Bubatunde Studies Soybeans during Summer Semester

Brett Wathen

Science students at Manchester University have the opportunity to do research projects during the summer term: they work alongside professors in a professional environment that helps build professional experience.

Sefunmi Bubatunde, senior, worked with Dr. Jennifer Robison on a research project over the summer, studying the wounded pathway of soybeans and developing better methods in growing soybeans. By researching how the wounding affects the soybean plants, it can lead to a stronger crop yield as well as improving the overall quality of the plant.

The research consisted of wounding the soybeans every couple of hours and then collecting samples from the plants RNA to determine how wounding had changed. They decided to use soybeans is because it is one of the most economically advantageous plants in the United States. Soybeans are responsible for producing peanut and vegetable oil, biotech plastics, and plutonium substitutes. This kind of research can revolutionize the way we grow and take care of crops in the future, and can be beneficial towards helping grow other plant species.
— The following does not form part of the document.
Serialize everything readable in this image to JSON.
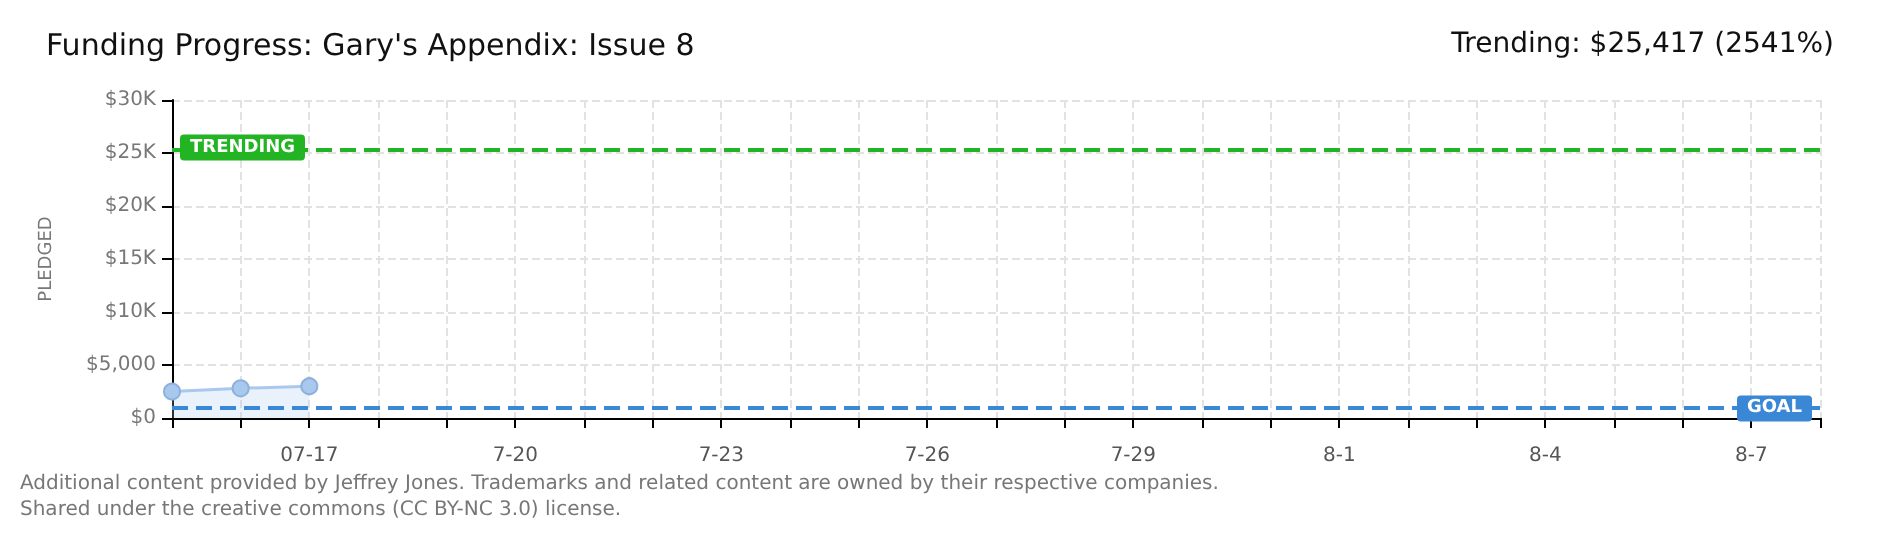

Bubatunde is still actively doing research by analyzing the samples from the project, but says the research will be complete by the spring semester. She enjoyed her research with Dr. Robison, and that she definitely thinks she will be a part of more research in the future. She just prefers that it be more in the bioscience field rather than working exclusively with plants.

Bubatunde feels strongly about women’s health and, more specifically, female infertility, and how it has been ignored in the science community in the past. She would like to do some research in that field in the future at grad school: she plans to attend post graduate school in Texas or IUPUI and hopes to be an OBGYN.